Para os colegas, estão constantemente caindo da escada e tropeçando nos móveis.
Para os filhos, fingem que não choram com um sorriso que não mexe nem as rugas.
Elas mentem no lugar do agressor. Mentem pelo medo de não ter outra chance de ser feliz.
Dedicam suas horas a zelar por uma farsa, a proteger um conto de fadas que existe na aparência, tentando salvar o casamento a qualquer custo.
Festejam as semanas sadias como milagres. Saúdam os momentos calmos como férias. Esmolam olhares de ternura para compensar o inferno.

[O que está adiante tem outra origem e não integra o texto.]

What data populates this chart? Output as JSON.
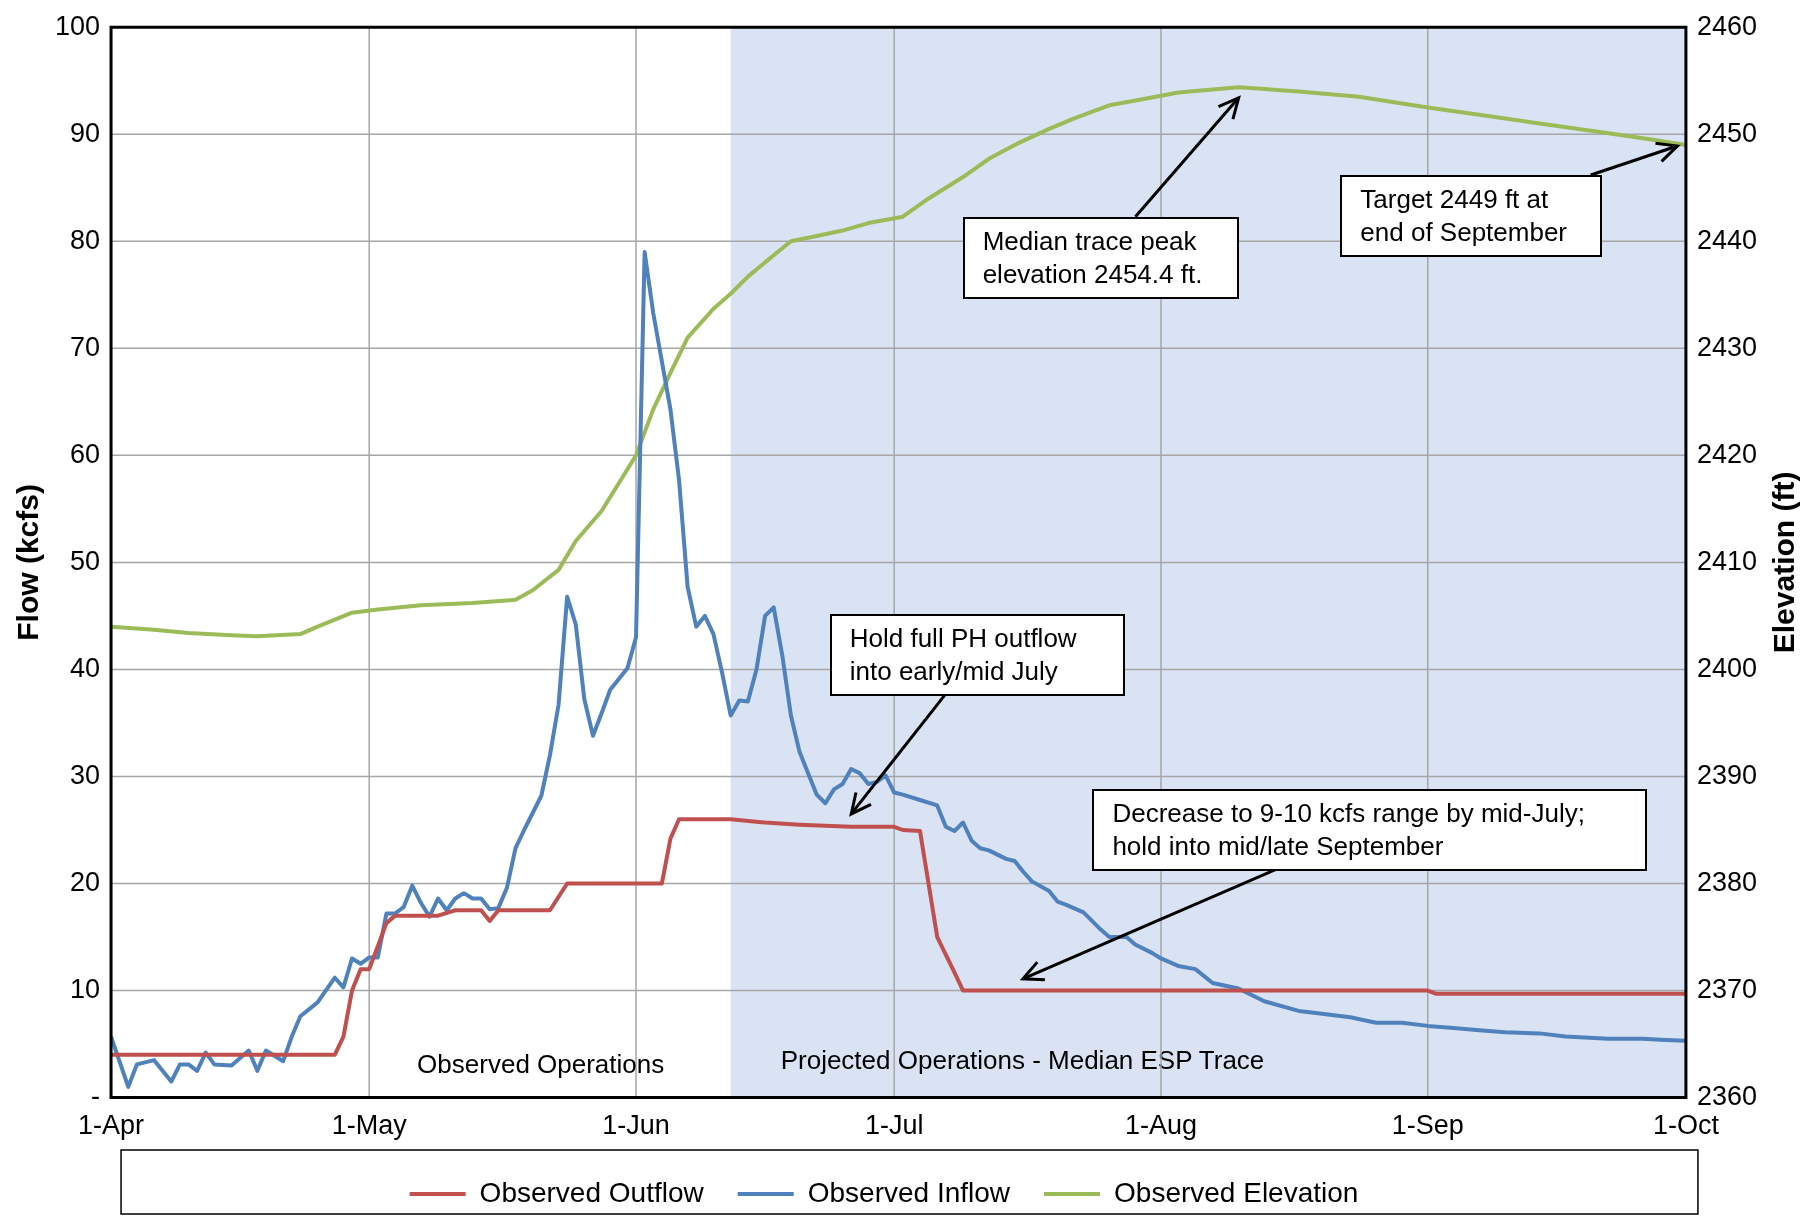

Eu entendo as mulheres agredidas. Entendo, e dói entender.
É uma espiral de constrangimentos, que abole as defesas, que apaga a personalidade, que anula o temperamento.
São frágeis, quebradiças, carentes.
Atravessam um domingo inteiro procurando uma desculpa para continuar.
São as únicas que não enxergam que terminou o relacionamento, que não há jeito de recuperar o respeito.
Não são apenas cegas de amor, porém também surdas e mudas. O amor roubou todos os sentidos, todo o sentido de suas vidas.
Juram que foi uma exceção quando é a terceira ou quarta vez que a discussão desanda em briga.
Invertem a perspectiva do mundo: a tranquilidade é a exceção em sua rotina e se enganam que é a regra.
Juram que o marido não é violento, que há muita pressão do trabalho, que é efeito da bebida.
Explicam e justificam e argumentam o impossível, naquela mania de se convencer da pobreza para aceitar a miséria.
Ele se arrepende, ele chora, ele promete que não fará de novo, ele se ajoelha, ele manda flores, mas será reincidente.
Para essas mulheres que resistem em segredo, só tenho uma coisa a dizer: quem bate uma vez baterá sempre.
Apanhar por amor jamais melhora o amor.